After all, it is his job to seal the Japan IR deal and to take every measure within his executive capacity to help GENS prosper.

And should GENS prosper, Genting Bhd will be biggest winner at the end of the day by virtue of its 52.66% stake in GENS.

Therefore, MSWG would also like to raise some points to ponder:

  • Conflict of interest – The Board of Directors are entrusted to review and screen the executive decisions including approval of new projects.

Given this role, there may be concerns whether the Board can be objective in the evaluation and selection of project, especially if their remuneration depends on the project that they successfully secure.

Generally, someone (either board or any other person) who has the power to approve should not benefit from the approval of the project.

In this case, the shareholders of GENS had on 4 February 2020 approved the proposed grant of special incentive awards to Non-Executive Directors in relation to the proposed bid for the integrated resort project in Japan.
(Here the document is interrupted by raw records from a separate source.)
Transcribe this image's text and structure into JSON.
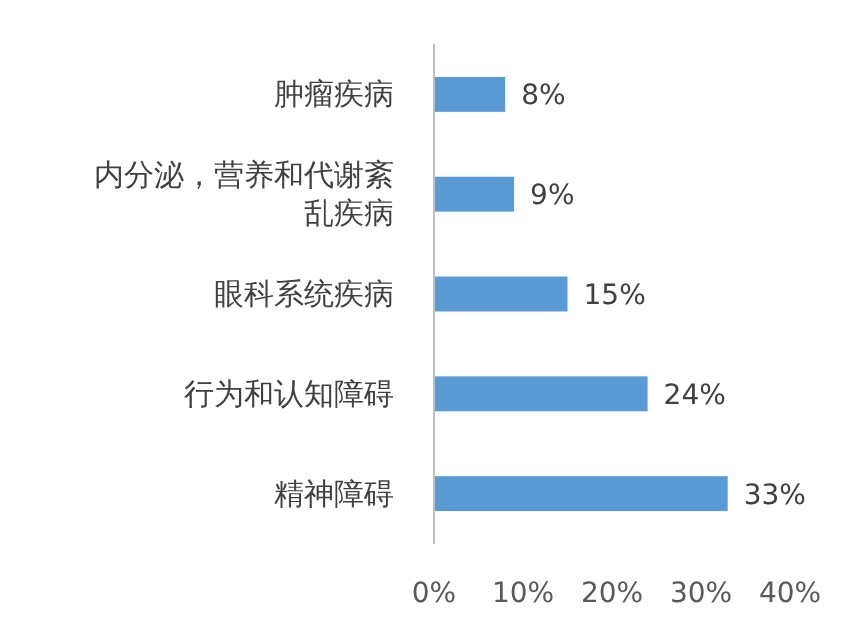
{
  "chart_data": {
    "type": "bar",
    "orientation": "horizontal",
    "categories": [
      "肿瘤疾病",
      "内分泌，营养和代谢紊乱疾病",
      "眼科系统疾病",
      "行为和认知障碍",
      "精神障碍"
    ],
    "values": [
      8,
      9,
      15,
      24,
      33
    ],
    "value_labels": [
      "8%",
      "9%",
      "15%",
      "24%",
      "33%"
    ],
    "color": "#5b9bd5",
    "xlim": [
      0,
      40
    ],
    "xticks": [
      {
        "value": 0,
        "label": "0%"
      },
      {
        "value": 10,
        "label": "10%"
      },
      {
        "value": 20,
        "label": "20%"
      },
      {
        "value": 30,
        "label": "30%"
      },
      {
        "value": 40,
        "label": "40%"
      }
    ],
    "grid": false
  }
}
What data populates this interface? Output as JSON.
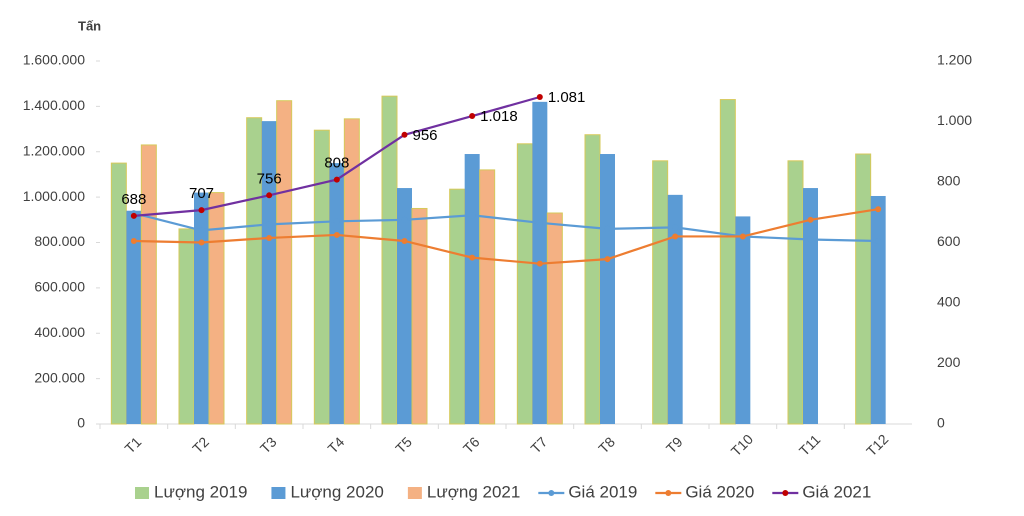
{
  "chart_data": {
    "type": "bar-line",
    "y_label": "Tấn",
    "categories": [
      "T1",
      "T2",
      "T3",
      "T4",
      "T5",
      "T6",
      "T7",
      "T8",
      "T9",
      "T10",
      "T11",
      "T12"
    ],
    "series": [
      {
        "name": "Lượng 2019",
        "type": "bar",
        "color": "#a9d18e",
        "values": [
          1150000,
          860000,
          1350000,
          1295000,
          1445000,
          1035000,
          1235000,
          1275000,
          1160000,
          1430000,
          1160000,
          1190000
        ]
      },
      {
        "name": "Lượng 2020",
        "type": "bar",
        "color": "#5b9bd5",
        "values": [
          940000,
          1020000,
          1335000,
          1150000,
          1040000,
          1190000,
          1420000,
          1190000,
          1010000,
          915000,
          1040000,
          1005000
        ]
      },
      {
        "name": "Lượng 2021",
        "type": "bar",
        "color": "#f4b183",
        "values": [
          1230000,
          1020000,
          1425000,
          1345000,
          950000,
          1120000,
          930000,
          null,
          null,
          null,
          null,
          null
        ]
      },
      {
        "name": "Giá 2019",
        "type": "line",
        "axis": "y2",
        "color": "#5b9bd5",
        "values": [
          697,
          640,
          660,
          670,
          675,
          690,
          665,
          645,
          650,
          620,
          610,
          605
        ]
      },
      {
        "name": "Giá 2020",
        "type": "line",
        "axis": "y2",
        "color": "#ed7d31",
        "values": [
          605,
          600,
          615,
          625,
          605,
          550,
          530,
          545,
          620,
          620,
          675,
          710
        ]
      },
      {
        "name": "Giá 2021",
        "type": "line",
        "axis": "y2",
        "color": "#7030a0",
        "marker_color": "#c00000",
        "values": [
          688,
          707,
          756,
          808,
          956,
          1018,
          1081,
          null,
          null,
          null,
          null,
          null
        ],
        "value_labels": [
          "688",
          "707",
          "756",
          "808",
          "956",
          "1.018",
          "1.081",
          null,
          null,
          null,
          null,
          null
        ]
      }
    ],
    "ylim": [
      0,
      1600000
    ],
    "yticks": [
      0,
      {
        "value": 200000,
        "label": "200.000"
      },
      {
        "value": 400000,
        "label": "400.000"
      },
      {
        "value": 600000,
        "label": "600.000"
      },
      {
        "value": 800000,
        "label": "800.000"
      },
      {
        "value": 1000000,
        "label": "1.000.000"
      },
      {
        "value": 1200000,
        "label": "1.200.000"
      },
      {
        "value": 1400000,
        "label": "1.400.000"
      },
      {
        "value": 1600000,
        "label": "1.600.000"
      }
    ],
    "y2lim": [
      0,
      1200
    ],
    "y2ticks": [
      0,
      200,
      400,
      600,
      800,
      {
        "value": 1000,
        "label": "1.000"
      },
      {
        "value": 1200,
        "label": "1.200"
      }
    ],
    "legend": "bottom"
  }
}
It appears that the NEDs too have an interest in approving the project.

  • Short-termism – Short-termism refers to excessive focus on short-term results at the expense of long-term interests.

Some projects approved may not generate profits in the short term and as they may have a long gestation period. The Board or senior executives, who serve a fixed tenure or contract, may be tempted to take a short-term view in approving projects, more so if their remuneration is based on the approval of the said projects.

  • NED’s remuneration – The remuneration of NEDs should not be based on the profit and performance of the company. The award of shares to non-executive directors should not be encouraged to ensure their independence and objectivity in performing their check and balance role.

In exercising their rights in approving directors’ remuneration, shareholders should be vigilant of the nature and structure of the remuneration which may cause potential conflict of interest or where the objectivity or independence of the Board could be impaired. – April 5, 2021


Devanesan Evanson is the CEO of the Minority Shareholder Watchdog Group (MSWG)

The views expressed are solely of the author and do not necessarily reflect those of Focus Malaysia.